Each tier is a YAML in config/surveys/: roman_hlwas_wide.yaml, roman_hlwas_medium.yaml, roman_hlwas_all.yaml (releases hlwas_wide, hlwas_medium, hlwas_all). All use F158 only (F106/F129 HLWAS maps are not yet built; F184 is excluded per the DC2 documentation). Extinction coefficients and the saturation threshold are copied from roman_dc2.yaml (same instrument). The delta_saturation (= saturation − map median) is keyed to each tier’s measured median:

Release

map_median (AB)

delta_saturation

hlwas_wide

26.2842

−9.2842

hlwas_medium

26.2894

−9.2894

hlwas_all

26.2894

−9.2894

The column namespace per release is {name}_{release}: roman_hlwas_wide, roman_hlwas_medium, roman_hlwas_all.

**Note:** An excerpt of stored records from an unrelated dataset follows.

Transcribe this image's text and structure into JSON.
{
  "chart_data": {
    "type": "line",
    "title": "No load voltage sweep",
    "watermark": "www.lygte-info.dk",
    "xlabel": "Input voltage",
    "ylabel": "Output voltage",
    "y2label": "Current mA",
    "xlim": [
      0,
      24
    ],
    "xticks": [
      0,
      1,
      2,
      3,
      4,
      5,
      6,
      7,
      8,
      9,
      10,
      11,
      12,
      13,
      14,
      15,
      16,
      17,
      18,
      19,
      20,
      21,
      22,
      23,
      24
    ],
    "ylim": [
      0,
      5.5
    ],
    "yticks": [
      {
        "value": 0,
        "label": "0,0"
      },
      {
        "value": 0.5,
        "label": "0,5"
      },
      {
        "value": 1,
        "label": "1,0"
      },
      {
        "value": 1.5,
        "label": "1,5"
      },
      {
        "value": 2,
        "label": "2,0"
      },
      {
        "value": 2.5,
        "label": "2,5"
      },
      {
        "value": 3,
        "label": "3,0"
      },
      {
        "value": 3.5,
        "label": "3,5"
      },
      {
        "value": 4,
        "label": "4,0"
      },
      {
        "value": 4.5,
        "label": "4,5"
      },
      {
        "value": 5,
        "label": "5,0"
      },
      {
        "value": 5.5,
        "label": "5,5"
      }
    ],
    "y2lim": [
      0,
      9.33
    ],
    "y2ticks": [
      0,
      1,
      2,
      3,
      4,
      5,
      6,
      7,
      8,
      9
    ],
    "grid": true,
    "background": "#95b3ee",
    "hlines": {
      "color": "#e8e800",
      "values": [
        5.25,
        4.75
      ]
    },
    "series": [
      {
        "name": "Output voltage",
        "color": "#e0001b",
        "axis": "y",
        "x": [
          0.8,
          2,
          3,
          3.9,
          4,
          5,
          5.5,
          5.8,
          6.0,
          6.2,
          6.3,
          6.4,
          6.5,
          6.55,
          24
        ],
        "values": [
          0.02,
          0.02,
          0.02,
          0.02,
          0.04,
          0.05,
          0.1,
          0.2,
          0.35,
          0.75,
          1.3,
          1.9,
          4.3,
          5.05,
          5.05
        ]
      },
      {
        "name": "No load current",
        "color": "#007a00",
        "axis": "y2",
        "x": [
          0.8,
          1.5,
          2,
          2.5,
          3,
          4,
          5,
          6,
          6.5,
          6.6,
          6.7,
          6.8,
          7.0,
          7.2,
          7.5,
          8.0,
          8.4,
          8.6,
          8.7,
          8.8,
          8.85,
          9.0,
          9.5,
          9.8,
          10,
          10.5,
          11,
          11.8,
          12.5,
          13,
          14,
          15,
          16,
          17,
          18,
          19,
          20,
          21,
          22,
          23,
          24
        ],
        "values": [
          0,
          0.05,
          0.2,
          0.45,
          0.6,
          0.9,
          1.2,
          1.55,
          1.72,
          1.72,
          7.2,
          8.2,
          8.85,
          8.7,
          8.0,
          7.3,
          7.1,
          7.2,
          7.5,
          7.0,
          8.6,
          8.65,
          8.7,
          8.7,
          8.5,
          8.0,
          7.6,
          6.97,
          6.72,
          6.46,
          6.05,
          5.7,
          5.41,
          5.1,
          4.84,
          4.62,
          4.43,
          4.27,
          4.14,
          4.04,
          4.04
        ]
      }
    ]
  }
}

Using the surveys in streamobs#

from streamobs.surveys import Survey

survey_wide = Survey.load('roman', release='hlwas_wide')
maglim = survey_wide.get_maglim('F158', pixel=123456)
eff    = survey_wide.get_completeness('F158', mag=25.0, maglim=maglim)
err    = survey_wide.get_photo_error('F158', magnitude=25.0, maglim=maglim)

Regenerating the maps#

conda activate streamobs
python scripts/roman/build_hlwas_maglim_maps.py

This reads the healsparse exposure-time maps, reads DC2_REF_DEPTH from the DC2 F158 maglim map at runtime, applies the Option B recipe, writes the three nside=1024 maglim maps, and symlinks the DC2 CSV files into each tier’s data directory.

Caveats#

  • The quasi-depth recipe assumes photon-noise-limited exposures and a uniform PSF; real HLWAS depths vary with detector gaps, background, and read noise in the shortest exposures.

  • The DC2-derived completeness/photo-error tables characterise the deep DC2 reference simulation; their use for HLWAS relies on the selection function depending on magnitude only through delta_mag = mag maglim.

  • The hlwas_all map includes deep/ultra-deep pixels (t up to ~23,600 s; local maglim up to ~29.5 AB) where the shallow DC2 selection function may be unreliable.

  • ETC-derived or truth-anchored depth maps for the real HLWAS are a future upgrade that will supersede this quasi-depth approach.